つまり、いい制度ではありますが、なじむのに時間がかかるため、今後どうやって一般市民の間で認知度を高めてゆくのかが課題になるでしょう。「所得控除よりも、税額控除のほうがいいんだ」と言われても、具体的にどのぐらい得なのか、数字で示されないとわかりづらい。ですから、制度をできたあとに、きちんと社会システムとして根付かせてゆくことが大事だと思います。
—どうすれば、新しい制度が社会に根づいてゆくのでしょうか?
今回の改正は、震災や政局の変化などもあり、タイミング的に、ちょっと話題になりづらかった。メディア自身もよくわかっていないかもしれませんし、NPO自身も、まだちゃんと理解しているところは多くはないのではないでしょうか。ですので、政府だけでなく、メディアや、NPO法人自身がちゃんとこの制度を報道してゆき、社会にちゃんと根付かせる必要がある。今まで関心のなかった人にも、この制度の何がいいのかを理解してもらえるよう、表現の仕方に工夫が必要です。

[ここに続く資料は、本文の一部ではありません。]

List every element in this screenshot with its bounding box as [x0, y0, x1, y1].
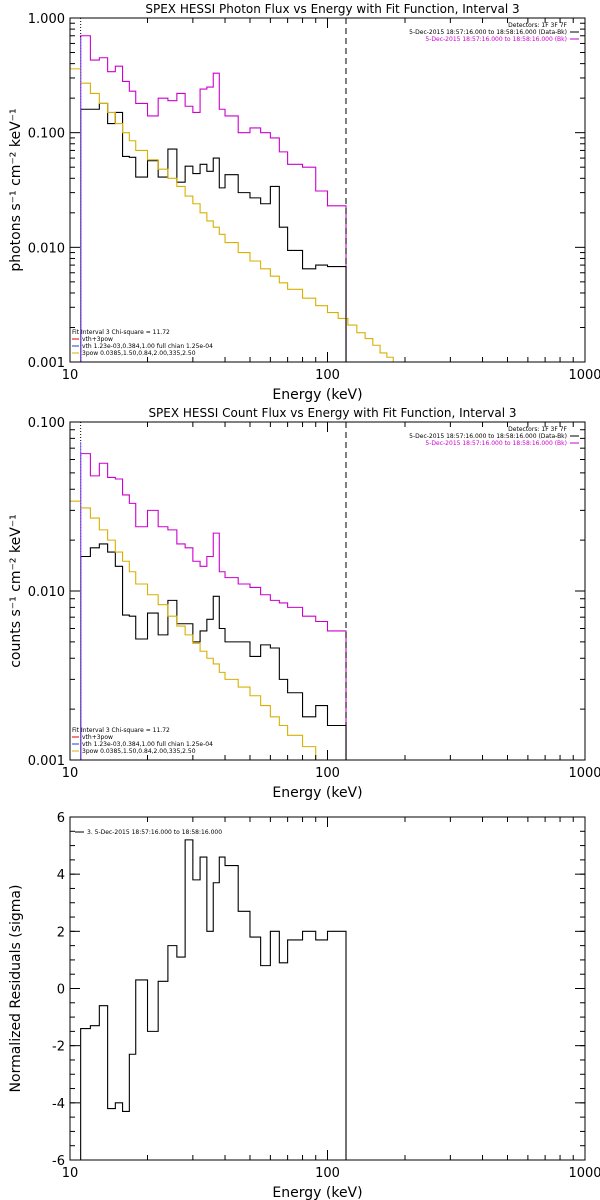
count-ytick-label: 0.010: [28, 585, 65, 600]
count-fit-info-text: Fit Interval 3 Chi-square = 11.72: [72, 727, 170, 734]
count-series-1: [80, 543, 347, 760]
photon-fit-info-text: Fit Interval 3 Chi-square = 11.72: [72, 329, 170, 336]
resid-ytick-label: 2: [57, 925, 65, 940]
count-series-0: [80, 453, 347, 760]
photon-legend-text: Detectors: 1F 3F 7F: [508, 22, 567, 29]
resid-legend-text: 3. 5-Dec-2015 18:57:16.000 to 18:58:16.0…: [87, 829, 222, 836]
photon-xtick-label: 1000: [568, 368, 600, 383]
count-fit-info-text: 3pow 0.0385,1.50,0.84,2.00,335,2.50: [82, 748, 196, 755]
photon-ytick-label: 0.010: [28, 241, 65, 256]
count-series-group: [70, 453, 347, 760]
photon-legend-text: 5-Dec-2015 18:57:16.000 to 18:58:16.000 …: [409, 29, 567, 36]
photon-title: SPEX HESSI Photon Flux vs Energy with Fi…: [145, 2, 519, 16]
count-xtick-label: 100: [315, 766, 340, 781]
photon-xtick-label: 100: [315, 368, 340, 383]
photon-series-0: [80, 35, 347, 362]
photon-series-2: [70, 63, 394, 362]
resid-panel: 10 100 1000 -6 -4 -2 0 2 4 6 Energy (keV) Normalize…: [8, 811, 600, 1200]
count-fit-info-text: vth 1.23e-03,0.384,1.00 full chian 1.25e…: [82, 741, 213, 748]
resid-xlabel: Energy (keV): [272, 1185, 362, 1200]
resid-xtick-label: 100: [315, 1166, 340, 1181]
photon-legend-text: 5-Dec-2015 18:57:16.000 to 18:58:16.000 …: [425, 36, 567, 43]
resid-xtick-label: 1000: [568, 1166, 600, 1181]
count-series-2: [70, 500, 328, 760]
count-xlabel: Energy (keV): [272, 785, 362, 801]
photon-ytick-label: 0.001: [28, 356, 65, 371]
photon-fit-info-text: 3pow 0.0385,1.50,0.84,2.00,335,2.50: [82, 350, 196, 357]
photon-series-1: [80, 102, 347, 362]
count-legend-text: 5-Dec-2015 18:57:16.000 to 18:58:16.000 …: [409, 433, 567, 440]
count-ylabel: counts s⁻¹ cm⁻² keV⁻¹: [8, 514, 24, 668]
resid-ylabel: Normalized Residuals (sigma): [8, 885, 24, 1093]
resid-ytick-label: -4: [52, 1097, 65, 1112]
photon-xtick-label: 10: [62, 368, 79, 383]
photon-fit-info-text: vth+3pow: [82, 336, 113, 343]
count-fit-info-text: vth+3pow: [82, 734, 113, 741]
resid-series-group: [80, 839, 347, 1160]
resid-ytick-label: -2: [52, 1040, 65, 1055]
count-legend-text: Detectors: 1F 3F 7F: [508, 426, 567, 433]
count-xtick-label: 10: [62, 766, 79, 781]
count-ytick-label: 0.001: [28, 754, 65, 769]
resid-ytick-label: 6: [57, 811, 65, 826]
count-title: SPEX HESSI Count Flux vs Energy with Fit…: [148, 406, 516, 420]
resid-series-0: [80, 839, 347, 1160]
count-legend-text: 5-Dec-2015 18:57:16.000 to 18:58:16.000 …: [425, 440, 567, 447]
photon-ytick-label: 1.000: [28, 12, 65, 27]
photon-xlabel: Energy (keV): [272, 387, 362, 403]
photon-panel: SPEX HESSI Photon Flux vs Energy with Fi…: [8, 2, 600, 403]
photon-fit-info-text: vth 1.23e-03,0.384,1.00 full chian 1.25e…: [82, 343, 213, 350]
count-panel: SPEX HESSI Count Flux vs Energy with Fit…: [8, 406, 600, 801]
resid-xtick-label: 10: [62, 1166, 79, 1181]
resid-ytick-label: 0: [57, 983, 65, 998]
count-xtick-label: 1000: [568, 766, 600, 781]
photon-series-group: [70, 35, 394, 362]
count-ytick-label: 0.100: [28, 416, 65, 431]
resid-ytick-label: 4: [57, 868, 65, 883]
resid-ytick-label: -6: [52, 1154, 65, 1169]
photon-ylabel: photons s⁻¹ cm⁻² keV⁻¹: [8, 108, 24, 271]
photon-ytick-label: 0.100: [28, 127, 65, 142]
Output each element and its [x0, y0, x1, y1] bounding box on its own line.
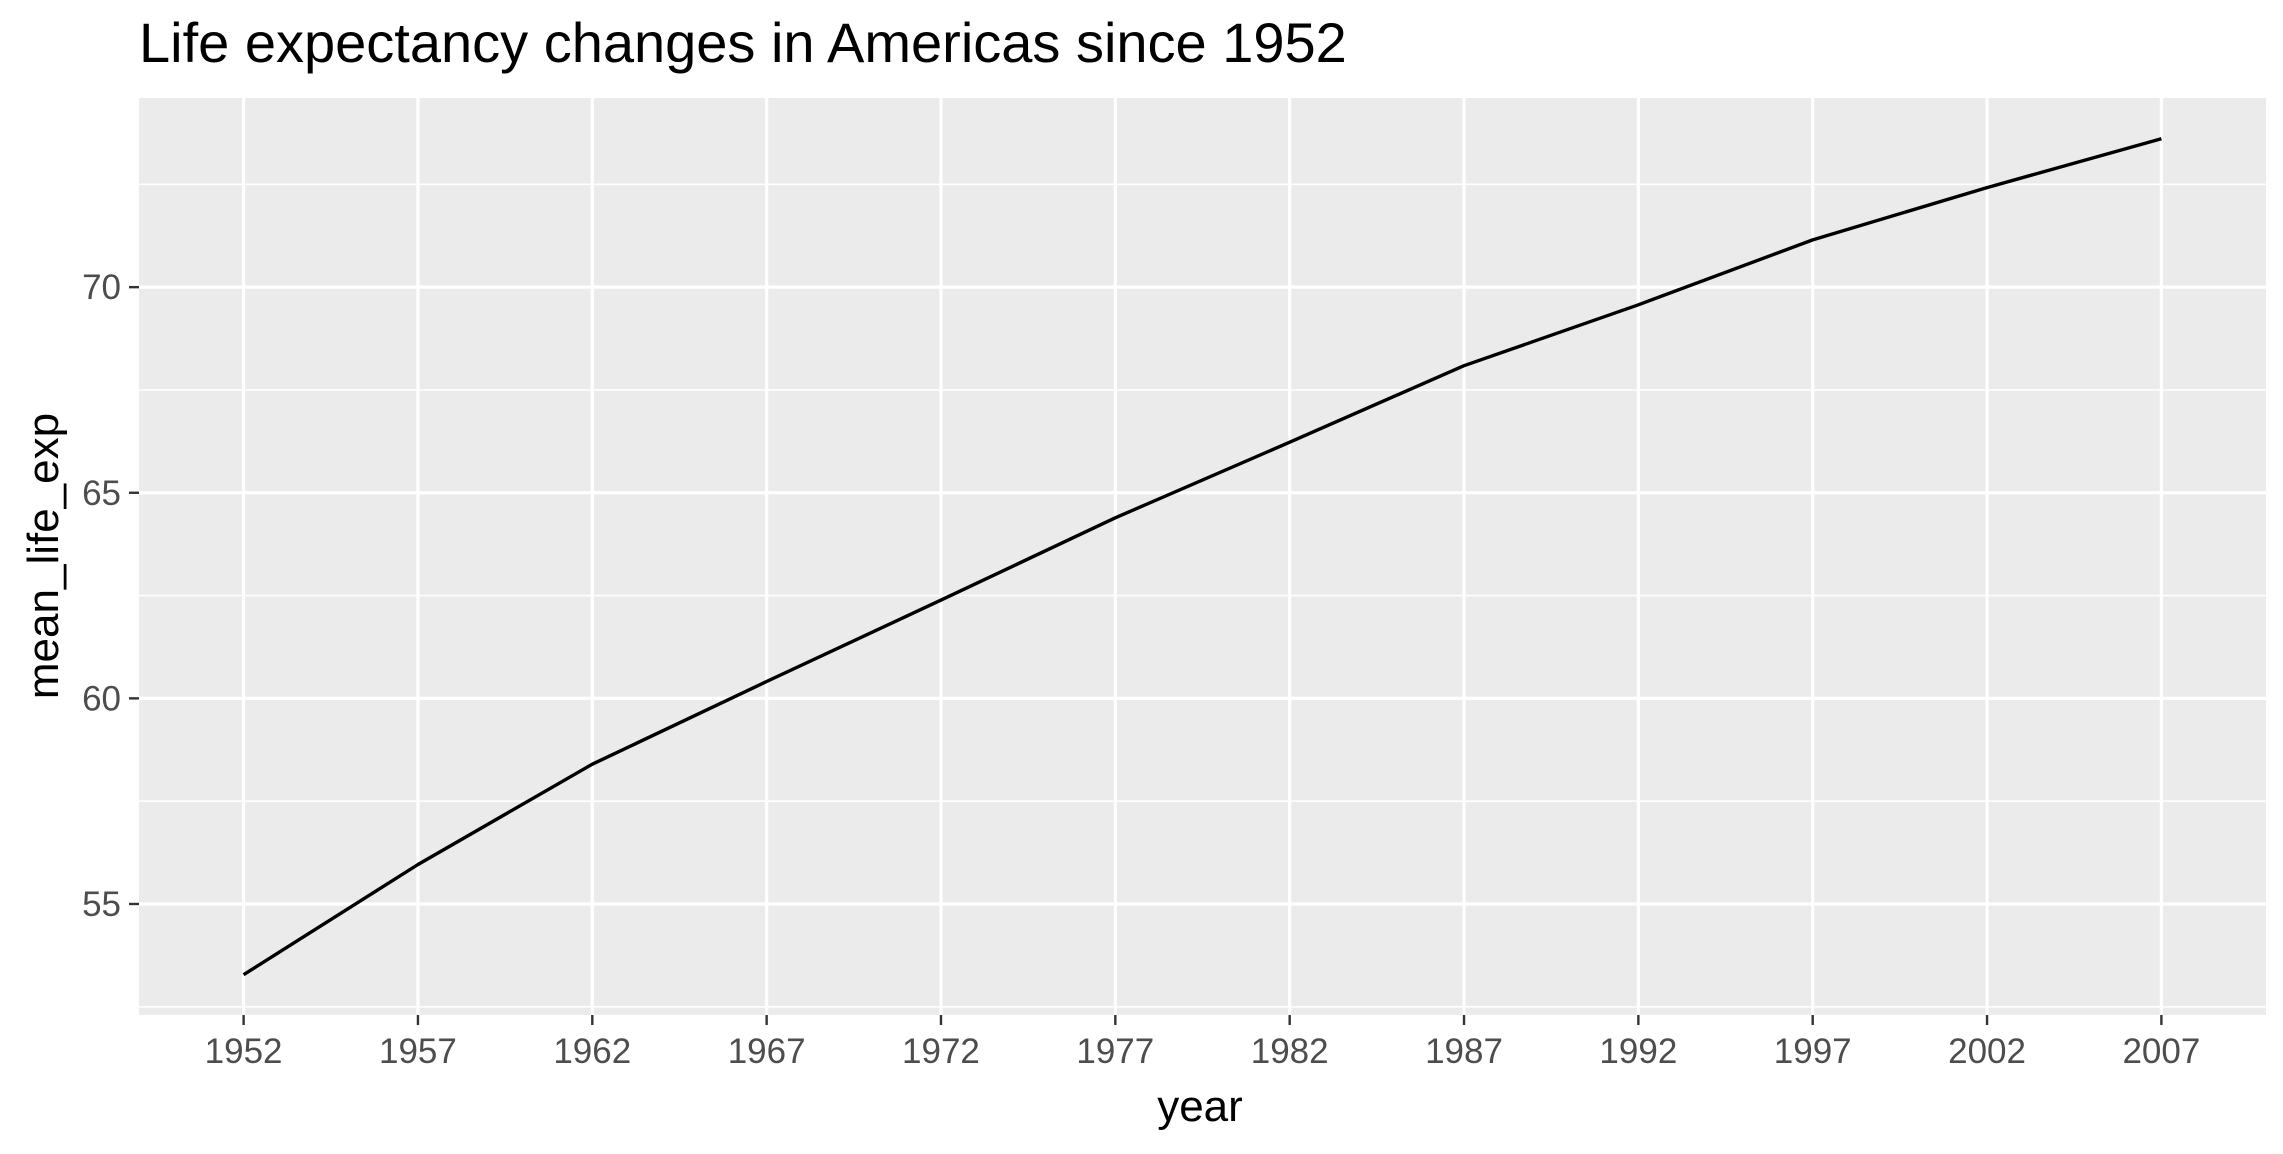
x-tick-label: 1992	[1599, 1032, 1677, 1071]
x-tick-label: 2007	[2122, 1032, 2200, 1071]
x-tick-label: 1967	[728, 1032, 806, 1071]
x-tick-label: 1972	[902, 1032, 980, 1071]
y-tick-label: 70	[82, 268, 121, 307]
series-line	[242, 137, 2162, 977]
x-axis: 1952 1957 1962 1967 1972 1977 1982 1987 1992 1997…	[205, 1015, 2200, 1071]
minor-gridlines	[139, 183, 2266, 1008]
x-tick-label: 1962	[553, 1032, 631, 1071]
x-tick-label: 1987	[1425, 1032, 1503, 1071]
chart-title: Life expectancy changes in Americas sinc…	[139, 11, 1347, 74]
x-tick-label: 1952	[205, 1032, 283, 1071]
y-tick-label: 65	[82, 474, 121, 513]
x-tick-label: 2002	[1948, 1032, 2026, 1071]
series-layer	[242, 137, 2162, 977]
y-axis-title: mean_life_exp	[19, 413, 68, 699]
major-gridlines	[139, 98, 2266, 1015]
x-tick-label: 1977	[1076, 1032, 1154, 1071]
x-tick-label: 1997	[1774, 1032, 1852, 1071]
plot-panel	[139, 98, 2266, 1015]
x-tick-label: 1957	[379, 1032, 457, 1071]
y-tick-label: 60	[82, 679, 121, 718]
y-tick-label: 55	[82, 885, 121, 924]
x-axis-title: year	[1157, 1082, 1243, 1131]
x-tick-label: 1982	[1251, 1032, 1329, 1071]
y-axis: 55 60 65 70	[82, 268, 139, 924]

また海外に対しても、「今まで日本のNPO税制は遅れている」という認識が根付いているので、そこはきちんと発信してゆく必要があります。NPO自身が宣伝するのはちょっとダイレクトすぎるかもしれませんので、第三者的立場の人、寄付する側の人びとが「こんないい制度だよ」と間接的に広めてゆく必要があるのではないでしょうか。